1. A system for generating a graphical dataset, the system comprising:

a graph structure generation module to generate a graph structure using one or more components and layout in a semi-randomized manner;

a mask generation module to mask one or more features in the graph structure;

a diffusion module configured to use a diffusion technique to generate a realistic image of the one or more components and layout of the graph structure; and

a merge layer module to merge a plurality of the realistic image of the one or more components and layout of the graph structure to generate a final graph image.

2. The system of claim 1 further comprising a metadata generation module that creates a ground truth file containing a metadata information of the graph structure.

3. The system of claim 2, wherein the metadata information is saved in a json file for information on position, text content and numeric data, and in SVG files for contour information, and in PNG file for image mask information.

4. The system of claim 1 further comprising an augmentation module that applies one or more variations in the final graph image.

5. The system of claim 4, wherein the one or more variations include scaling, warping or contrast variation in the final graph image.

6. The system of claim 1, wherein the one or more components and layout of the graph structure includes type of graph, lines, point, axis, tick-mark, keys, text, bars information inside each of the graph structure.

7. The system of claim 1, wherein the mask generation module protects a text label information of the graph structure by masking the text label information.

8. The system of claim 1, wherein the one or more components and layer of the graph structure is selected from a pre-trained graphical dataset.
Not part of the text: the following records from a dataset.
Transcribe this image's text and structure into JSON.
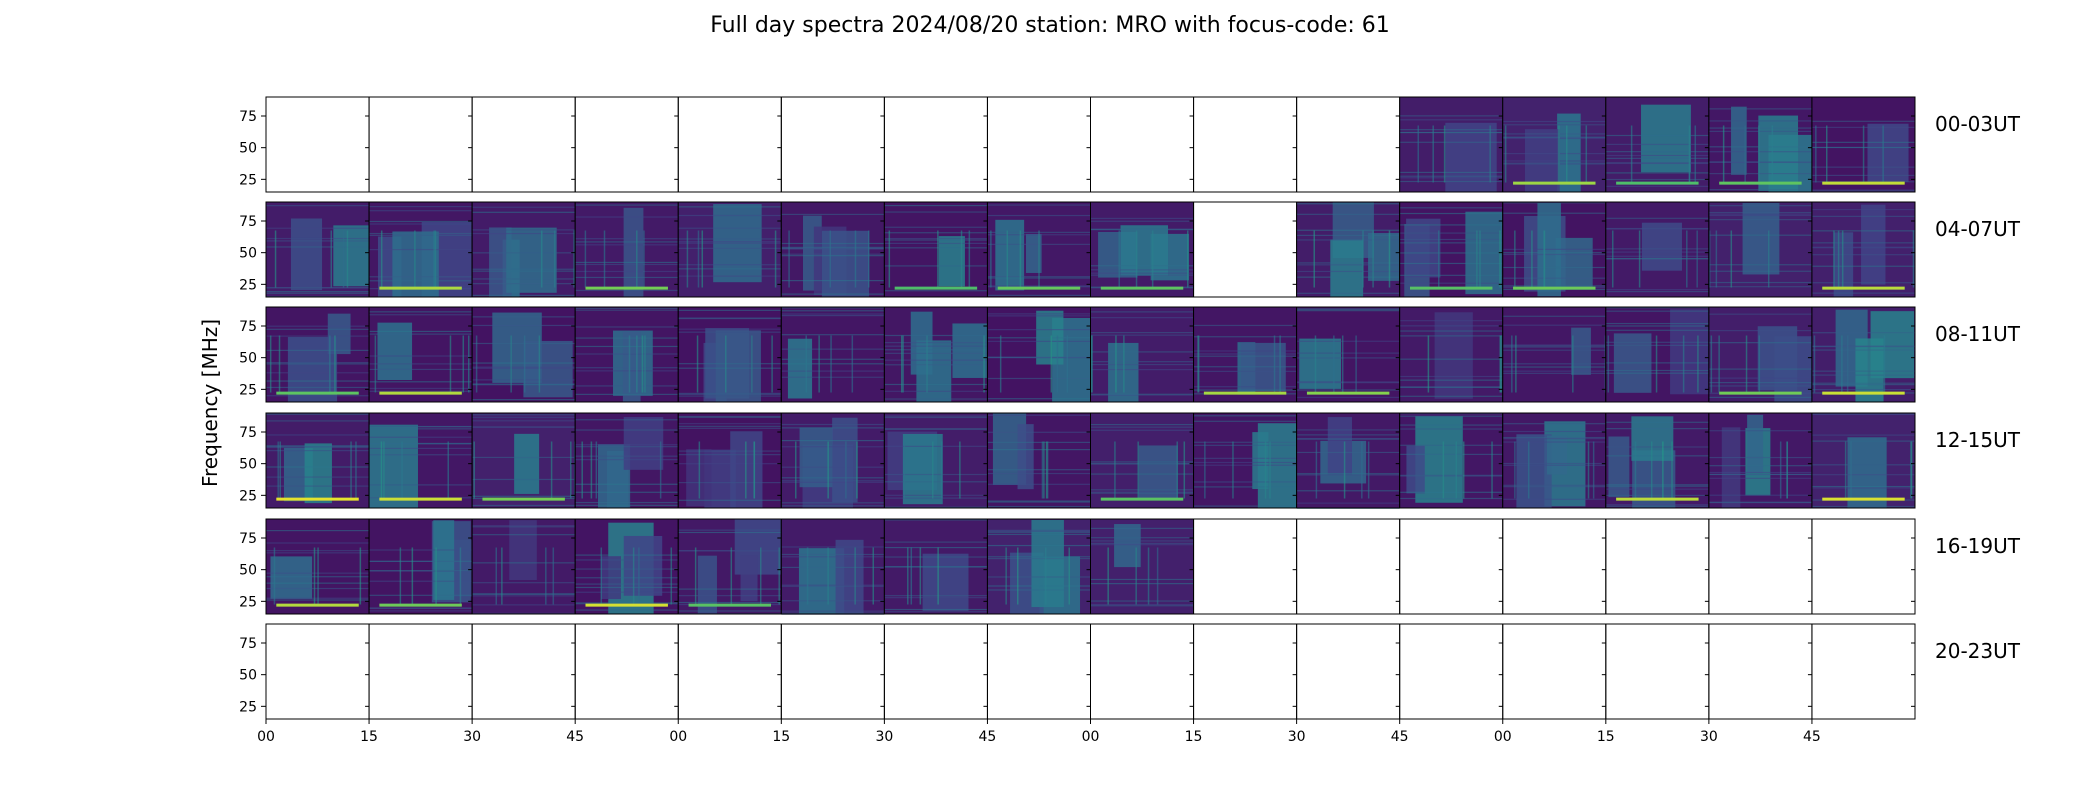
{
  "chart_data": {
    "type": "heatmap",
    "title": "Full day spectra 2024/08/20 station: MRO with focus-code: 61",
    "ylabel": "Frequency [MHz]",
    "y_ticks": [
      25,
      50,
      75
    ],
    "ylim": [
      15,
      90
    ],
    "x_tick_labels": [
      "00",
      "15",
      "30",
      "45",
      "00",
      "15",
      "30",
      "45",
      "00",
      "15",
      "30",
      "45",
      "00",
      "15",
      "30",
      "45"
    ],
    "rows": [
      {
        "label": "00-03UT",
        "panels": [
          0,
          0,
          0,
          0,
          0,
          0,
          0,
          0,
          0,
          0,
          0,
          1,
          1,
          1,
          1,
          1
        ]
      },
      {
        "label": "04-07UT",
        "panels": [
          1,
          1,
          1,
          1,
          1,
          1,
          1,
          1,
          1,
          0,
          1,
          1,
          1,
          1,
          1,
          1
        ]
      },
      {
        "label": "08-11UT",
        "panels": [
          1,
          1,
          1,
          1,
          1,
          1,
          1,
          1,
          1,
          1,
          1,
          1,
          1,
          1,
          1,
          1
        ]
      },
      {
        "label": "12-15UT",
        "panels": [
          1,
          1,
          1,
          1,
          1,
          1,
          1,
          1,
          1,
          1,
          1,
          1,
          1,
          1,
          1,
          1
        ]
      },
      {
        "label": "16-19UT",
        "panels": [
          1,
          1,
          1,
          1,
          1,
          1,
          1,
          1,
          1,
          0,
          0,
          0,
          0,
          0,
          0,
          0
        ]
      },
      {
        "label": "20-23UT",
        "panels": [
          0,
          0,
          0,
          0,
          0,
          0,
          0,
          0,
          0,
          0,
          0,
          0,
          0,
          0,
          0,
          0
        ]
      }
    ],
    "colormap": "viridis",
    "colors": {
      "background": "#3b0f55",
      "mid": "#31688e",
      "high": "#35b779",
      "peak": "#fde725"
    }
  }
}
9. The system of claim 1, wherein the system uses a pre-defined constraints on parameter ranges or values of the one or more components and layer.

10. A method for generating a graphical dataset, the method comprising:

identifying one or more parameters of a graph structure and identifying constraints for one or more component and layer of the graph structure in a semi-randomized manner;

providing a mask on the one or more components and layer of the graph structure to prevent overlapping of one or more features of the one or more components and layer;

generating a scalable vector graphic file for the one or more components and layer of the graph structure;

applying a diffusion technique to generate a realistic image of the one or more component and layer of the graph structure; and

merging a plurality of realistic image of the one or more component and layers of the graph structure to generate a final graph image.

11. The method of claim 10 further comprising: generating a masked scalable vector graphic file from the scalable vector graphic file to extract a metadata information.

12. The method of claim 11, wherein the metadata information of the one or more component and layer of the graph structure is stored in a ground truth file.

13. The method of claim 11, wherein the metadata information comprise one or more ground truth information that includes but is not limited to position, text content, numeric data.

14. The method of claim 11, wherein the metadata information comprises contour information of the graph structure.

15. The method of claim 10 further comprising: applying one or more variation in the final graph image, the one or more variation includes but is not limited to scaling, warping or contrast variation.

16. The method of claim 10, wherein the one or more components and layout of the graph structure includes type of graph, lines, point, axis, tick-mark, keys, text, bars information inside each of the graph structure.

17. The method of claim 10, wherein the one or more components and layer of the graph structure is selected from a pre-trained graphical dataset.